Le
14 octobre 1888 naît à Wellington, en Nouvelle-Zélande,
Katherine Mansfield [Kathleen Mansfield Murry, née Beauchamp].
Image, G.AdC
OCTOBRE
Je me demande pourquoi il est si, si difficile d'être humble. Je ne crois pas être un bon écrivain ; je me rends compte de mes défauts mieux que n'importe qui ne pourrait le faire. Je sais exactement en quoi je ne réussis pas. Et pourtant, lorsque j'ai achevé un récit et avant d'en commencer un autre, je me surprends à faire la roue. C'est décourageant.

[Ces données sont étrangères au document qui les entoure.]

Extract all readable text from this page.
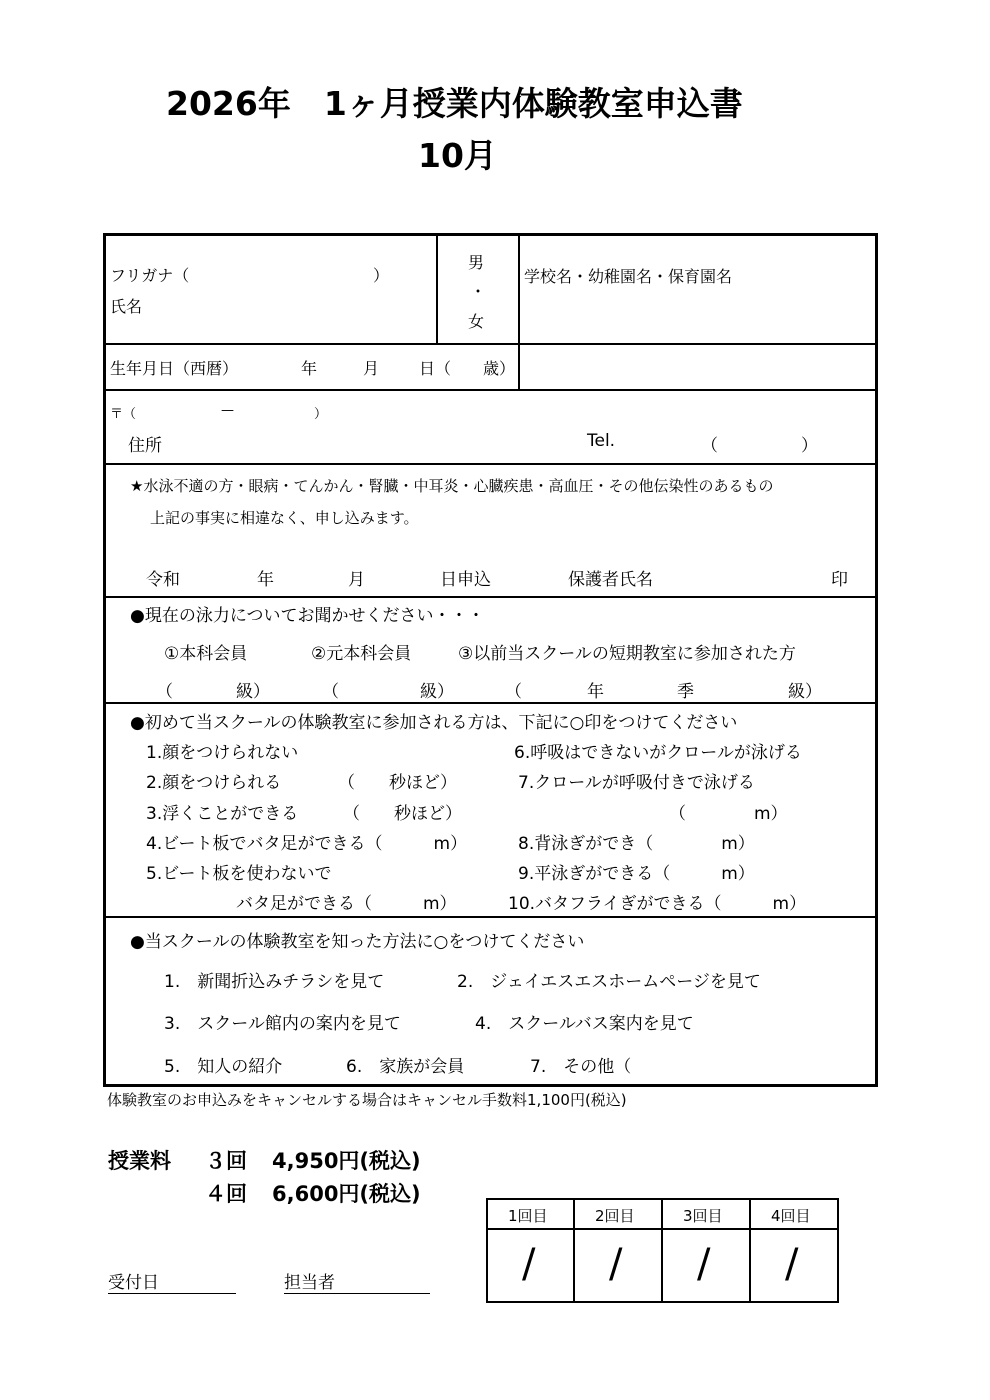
2026年　1ヶ月授業内体験教室申込書
10月
フリガナ（	）
氏名
男
・
女
学校名・幼稚園名・保育園名
生年月日（西暦）	年	月 日（ 歳）
〒（	—	）
住所	Tel.	（	）
★水泳不適の方・眼病・てんかん・腎臓・中耳炎・心臓疾患・高血圧・その他伝染性のあるもの
上記の事実に相違なく、申し込みます。
令和	年	月	日申込	保護者氏名	印
●現在の泳力についてお聞かせください・・・
①本科会員	②元本科会員	③以前当スクールの短期教室に参加された方
（	級）	（	級）	（	年	季	級）
●初めて当スクールの体験教室に参加される方は、下記に○印をつけてください
1.顔をつけられない
2.顔をつけられる	（　　秒ほど）
3.浮くことができる	（　　秒ほど）
4.ビート板でバタ足ができる（　　　m）
5.ビート板を使わないで
バタ足ができる（　　　m）
6.呼吸はできないがクロールが泳げる
7.クロールが呼吸付きで泳げる
（　　　　m）
8.背泳ぎができ（　　　　m）
9.平泳ぎができる（　　　m）
10.バタフライぎができる（　　　m）
●当スクールの体験教室を知った方法に○をつけてください
1.　新聞折込みチラシを見て	2.　ジェイエスエスホームページを見て
3.　スクール館内の案内を見て	4.　スクールバス案内を見て
5.　知人の紹介	6.　家族が会員	7.　その他（
体験教室のお申込みをキャンセルする場合はキャンセル手数料1,100円(税込)
授業料 ３回 4,950円(税込)
４回 6,600円(税込)
受付日	担当者
1回目	2回目	3回目	4回目
/ / / /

On dirait que j'ai dans le cœur un vilain petit orgueil ; une racine d'orgueil qui pousse un robuste surgeon à la moindre provocation... Cela gêne considérablement mon travail. On ne peut pas, tant que cela dure, être calme, limpide et bon comme il le faudrait. Je regarde les montagnes, j'essaie de prier et c'est une idée ingénieuse qui me vient. Il y a là une espèce d'excitation intérieure qui ne devrait pas exister. Calme-toi. Clarifie-toi. Rien de ce que j'écrirai dans cet état n'aura de valeur; tout sera rempli de sédiment. Si j'allais bien, je m'en irais quelque part, toute seule, et je m'assiérais sous un arbre. Il faut apprendre. Il faut s'entraîner à l'oubli de soi-même. Je ne saurai pas dire la vérité à l'égard de tante Anne, si je ne suis pas assez libre pour contempler sa vie sans songer à moi. O Dieu ! Je suis encore divisée. Je suis mauvaise. Je me laisse vaincre dans ma vie intime. Je m'abandonne à l'impatience, à l'irritation, à la vanité et c'est ainsi que je ne parviens pas à devenir ton prêtre. Peut-être la poésie m'y aidera-t-elle ?
Je viens de nettoyer à fond et d'arranger mon stylo. Après cela, s'il coule encore, c'est qu'il n'est vraiment pas un gentleman !
Katherine Mansfield, Journal [première édition, 1927], Stock, Collection folio, 1973, page 416.
Ce texte me réjouit d'une façon! que tu ne peux même pas imaginer! grazie tanto!